Piet Colruyt is a Belgian independent 100% impact investor, and board member at the family holding Korys, the majority owner of the Colruyt Group. He also founded Impact House in Brussels, a dynamic hub for change-makers.
In this introductory interview, Piet shares how impact investing has made him grow as an individual.
How did you come to be an impact investor?
My grandfather started selling coffee and chocolates in his father’s bakery in 1928. Today his legacy is Colruyt; the biggest retailer in Belgium, with a turnover of 9 billion euros and over 30.000 employees. It is listed, with 100 family shareholders still owning the majority. As one of those shareholders, I started working in the family company in 2000, initially as an architect, and later on the shop floor and in the finance department. I was focused on making the supermarkets more sustainable, but after I had worked there for 10 years, I realised I could contribute on a much larger scale, by putting my energy into investing. So I completely immersed myself in the impact investing field, and learned everything I could; attending conferences, and reading profusely. From there, there was no going back, I became an impact investor.
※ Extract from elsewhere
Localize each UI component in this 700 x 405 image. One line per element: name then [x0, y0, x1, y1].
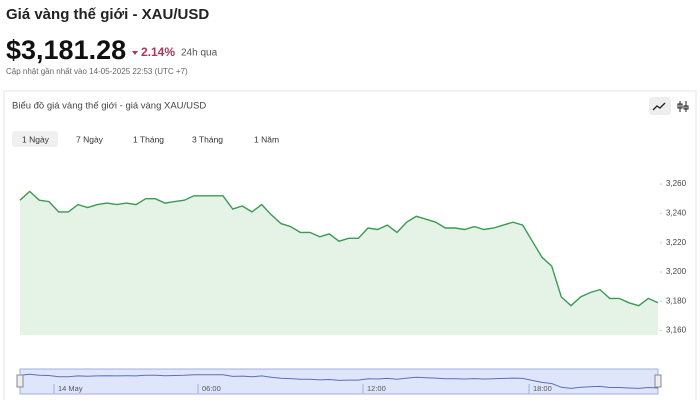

What was your biggest inspiration?
In 2009, Ashoka introduced me to “How to change the world” a book by David Bornstein, on social entrepreneurs. Reading their stories and seeing them not giving up on their ambitious missions, inspired me hugely. That human spirit is what started my impact journey but it is also what keeps me going. Throughout the years I have found that dedicated people are the force behind everything. A bad plan and a good team is always better than a good plan with a bad team. It’s a great reminder that success is defined by people.
What kind of advice would you offer ‘young’ impact investors?
Don’t be afraid to fail, and focus on change. Personally, I don’t really care about measuring myself or my impact, I am more concerned with making sure my model is integrated: that my turnover matches my impact. I believe is it very clear whether something is good or not, so trust yourself, start investing and be as open about your failures as your successes, so everyone, including you, can learn and benefit.
How does your position at Korys and your work as an independent investor come together?
As a board member at Korys, my context is quite indirect, but I feel it to be very complementary to my work as an independent investor. I impact invest in both capacities, just at different levels and with different focus points. One of the issues I am passionate about is safe-guarding biodiversity, and with that reducing harmful mono cultures. Investing in this can take multiple forms. As an independent, it might mean investing directly in a multicultural farm, that enriches the land, the soil and our diet. As a board member at Korys, it has meant introducing Colruyt to Ashoka fellow Tobias Leenaert, a vegan strategist. Leenaert predicted a decline in the consumption of meat and an increase in meat-free products. As the biggest butcher in Belgium, Colruyt reduced their new meat factory by 35%, based on his consult. A great decision for the planet but also for our supermarket, for it has put us at the forefront of a growing industry of vegan products. This to me shows that different arms working together, at different stages of risk, makes for a healthy eco system of impact investing. This is why I founded Impact House; a network of change, based on shared skills, support and contacts, and why I believe in philanthropy. Many innovative ventures don’t necessarily operate on a traditional business model, but like the example above, they might have the power to change the whole sector indirectly, so our support is essential.
How is impact defined in Belgium?
In Belgium, there is no uniform definition of impact. In fact, I would say there are maybe more differences between Wallonia and Flanders than between Flanders and the Netherlands. In both countries, I feel however that the development has been stunted somewhat, because we have a bigger ‘sociaal vangnet’ than in places like the UK. I think it has led us to become more dependent on subsidies to solve issues, instead of using social enterprises.
What are your thoughts on risk?
There is a big distinction between social investors and finance-first impact investors. Finance first impact investors look for market conform returns and are focussed on growth. Social investors take bigger financial risks, so their financial record fluctuates. The goal is different. I balance these two, investing for my family business and as an independent investor. As an institution you can’t take as much risk, but as an independent and ambitious impact investor I can and want to. Luckily, I do not have to choose between the loyalty to my family and my heart. I do both. High risk, and right risk.
What is your ambition?
I want to change the mindset of people, especially other next generation inheritors. I want to inspire them to experiment. To understand that doing good and doing well are two sides of the same coin.
What should people invest in?
To me, it is not about what you invest in, but rather that you follow your passion. I think it needs to be personal. This is simpler than people think. I have money on my bank account. There are problems to solve. If you have the means, do something. For example, you can put money into ESCO’s -companies that pay for energy saving renovations, and are paid back by the savings made in the future. We recently did this for 78 elderly homes, and reduced emissions by 30%. It does not matter why you do it; whether it is out of guilt, or because you feel a sense of responsibility, we can and should use all financial instruments at our disposal for positive change, from subsidies and taxation to investing and patronage. Whatever you choose to invest in, have intention.